Características da linguagem científica

Não há um “livro de receitas para boa escrita científica”.
Não há um “livro de receitas para boa escrita científica”. | Foto (recorte): © kwanchaichaiudom – Fotolia.com
Muitos guias de redação voltados para o tema escrita científica, para estudantes do ensino superior, tratam, em primeiro lugar, dos aspectos especiais da língua científica alemã e das convenções de (tipologia) textos científicos - como as regras de estrutura de texto e de citações. Nesse contexto, também falamos de técnicas de trabalho científico. Estas focam tanto os aspectos estilísticos como os aspectos de tipologia de textos que, no final das contas, também estão voltados para os exames. Um “livro de receitas para escrever bem textos científicos”, como também se lê no prefácio do guia de Moll/Thielmann 2016, ou seja, uma série de textos-modelo e uma relação de 1:1 de manuais transferíveis para a produção de qualquer tipo de texto durante a formação universitária na Alemanha, isso não existe. Especialmente para estudantes do exterior que, por razões culturais, têm outra bagagem de conhecimentos sobre tipologias de textos e um inventário limitado da língua experimentam este “estilo estranho” como desafio dobrado. Isso se deve ao fato de que não podem recorrer a competências da língua materna no registro da linguagem cotidiana, a partir da qual se alimenta a linguagem científica do dia-a-dia.

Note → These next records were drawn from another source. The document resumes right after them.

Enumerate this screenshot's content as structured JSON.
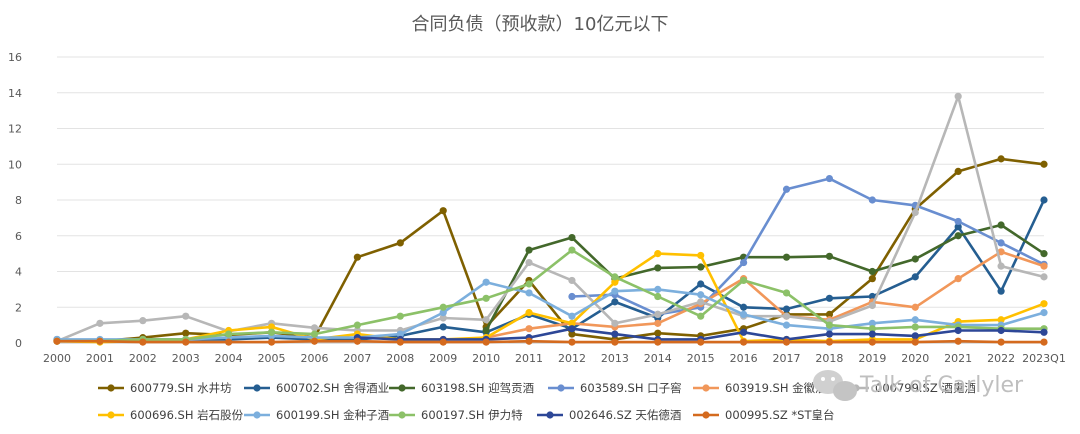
{
  "chart_data": {
    "type": "line",
    "title": "合同负债（预收款）10亿元以下",
    "xlabel": "",
    "ylabel": "",
    "ylim": [
      0,
      16
    ],
    "yticks": [
      0,
      2,
      4,
      6,
      8,
      10,
      12,
      14,
      16
    ],
    "grid": true,
    "legend_position": "bottom",
    "categories": [
      "2000",
      "2001",
      "2002",
      "2003",
      "2004",
      "2005",
      "2006",
      "2007",
      "2008",
      "2009",
      "2010",
      "2011",
      "2012",
      "2013",
      "2014",
      "2015",
      "2016",
      "2017",
      "2018",
      "2019",
      "2020",
      "2021",
      "2022",
      "2023Q1"
    ],
    "series": [
      {
        "name": "600779.SH 水井坊",
        "color": "#7f6000",
        "values": [
          0.15,
          0.1,
          0.3,
          0.55,
          0.45,
          0.6,
          0.3,
          4.8,
          5.6,
          7.4,
          0.9,
          3.5,
          0.5,
          0.2,
          0.55,
          0.4,
          0.8,
          1.6,
          1.6,
          3.6,
          7.5,
          9.6,
          10.3,
          10.0
        ]
      },
      {
        "name": "600702.SH 舍得酒业",
        "color": "#255e91",
        "values": [
          0.2,
          0.1,
          0.2,
          0.2,
          0.2,
          0.3,
          0.2,
          0.2,
          0.4,
          0.9,
          0.6,
          1.6,
          0.8,
          2.3,
          1.4,
          3.3,
          2.0,
          1.9,
          2.5,
          2.6,
          3.7,
          6.5,
          2.9,
          8.0
        ]
      },
      {
        "name": "603198.SH 迎驾贡酒",
        "color": "#43682b",
        "values": [
          null,
          null,
          null,
          null,
          null,
          null,
          null,
          null,
          null,
          null,
          0.7,
          5.2,
          5.9,
          3.6,
          4.2,
          4.25,
          4.8,
          4.8,
          4.85,
          4.0,
          4.7,
          6.0,
          6.6,
          5.0
        ]
      },
      {
        "name": "603589.SH 口子窖",
        "color": "#698ed0",
        "values": [
          null,
          null,
          null,
          null,
          null,
          null,
          null,
          null,
          null,
          null,
          null,
          null,
          2.6,
          2.7,
          1.6,
          2.0,
          4.5,
          8.6,
          9.2,
          8.0,
          7.7,
          6.8,
          5.6,
          4.4
        ]
      },
      {
        "name": "603919.SH 金徽酒",
        "color": "#f1975a",
        "values": [
          null,
          null,
          null,
          null,
          null,
          null,
          null,
          null,
          null,
          null,
          0.3,
          0.8,
          1.1,
          0.9,
          1.1,
          2.2,
          3.6,
          1.5,
          1.3,
          2.3,
          2.0,
          3.6,
          5.1,
          4.3
        ]
      },
      {
        "name": "000799.SZ 酒鬼酒",
        "color": "#b7b7b7",
        "values": [
          0.1,
          1.1,
          1.25,
          1.5,
          0.65,
          1.1,
          0.85,
          0.7,
          0.7,
          1.4,
          1.3,
          4.5,
          3.5,
          1.1,
          1.6,
          2.3,
          1.5,
          1.5,
          1.2,
          2.1,
          7.3,
          13.8,
          4.3,
          3.7
        ]
      },
      {
        "name": "600696.SH 岩石股份",
        "color": "#ffc000",
        "values": [
          0.1,
          0.05,
          0.1,
          0.2,
          0.7,
          0.9,
          0.2,
          0.5,
          0.2,
          0.2,
          0.3,
          1.7,
          1.1,
          3.4,
          5.0,
          4.9,
          0.1,
          0.2,
          0.1,
          0.2,
          0.2,
          1.2,
          1.3,
          2.2
        ]
      },
      {
        "name": "600199.SH 金种子酒",
        "color": "#7cafdd",
        "values": [
          0.2,
          0.2,
          0.2,
          0.2,
          0.3,
          0.4,
          0.3,
          0.3,
          0.5,
          1.7,
          3.4,
          2.8,
          1.5,
          2.9,
          3.0,
          2.7,
          1.6,
          1.0,
          0.8,
          1.1,
          1.3,
          1.0,
          1.0,
          1.7
        ]
      },
      {
        "name": "600197.SH 伊力特",
        "color": "#8cc168",
        "values": [
          0.1,
          0.1,
          0.2,
          0.2,
          0.5,
          0.6,
          0.5,
          1.0,
          1.5,
          2.0,
          2.5,
          3.3,
          5.2,
          3.7,
          2.6,
          1.5,
          3.5,
          2.8,
          1.0,
          0.8,
          0.9,
          0.9,
          0.8,
          0.8
        ]
      },
      {
        "name": "002646.SZ 天佑德酒",
        "color": "#2d4797",
        "values": [
          null,
          null,
          null,
          null,
          null,
          null,
          null,
          0.3,
          0.2,
          0.2,
          0.2,
          0.3,
          0.8,
          0.5,
          0.2,
          0.2,
          0.6,
          0.2,
          0.5,
          0.5,
          0.4,
          0.7,
          0.7,
          0.6
        ]
      },
      {
        "name": "000995.SZ *ST皇台",
        "color": "#d46a1e",
        "values": [
          0.1,
          0.1,
          0.05,
          0.05,
          0.05,
          0.05,
          0.1,
          0.1,
          0.05,
          0.05,
          0.05,
          0.1,
          0.05,
          0.05,
          0.05,
          0.05,
          0.05,
          0.05,
          0.05,
          0.05,
          0.05,
          0.1,
          0.05,
          0.05
        ]
      }
    ]
  },
  "watermark": {
    "text": "Talk of Carlyler"
  }
}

Uma das características principais do assim chamado “estilo científico” resulta da referenciação objetiva no discurso científico, que tem como consequência a expressão impessoal e a proibição da escrita na primeira pessoa. “As diferenças culturais (no mais amplo sentido) nos sistemas sociais “ciências” e “universidade” podem muito bem vir acompanhadas de exigências diferentes em relação à menção do narrador [...]” (tradução livre de texto de Hennig/Niemann 2013: 626). Outro aspecto marcante de linguagens técnicas é a apresentação clara do essencial, marcada  também pelo estilo nominal e pela hipotaxe. A ciência também é considerada uma cultura de discussão, para a qual existem estruturas típicas de escrita como, por exemplo, para criticar e avaliar. Olhando superficialmente, estudantes universitários alemães dispõem de uma vantagem em relação a seus colegas de outras culturas (científicas). Mesmo assim, também estudantes com alemão como língua materna têm suas dificuldades, dentre outras, insegurança na diferença de registro entre a oralidade e a escrita.

Competência da escrita e/ou competência de texto?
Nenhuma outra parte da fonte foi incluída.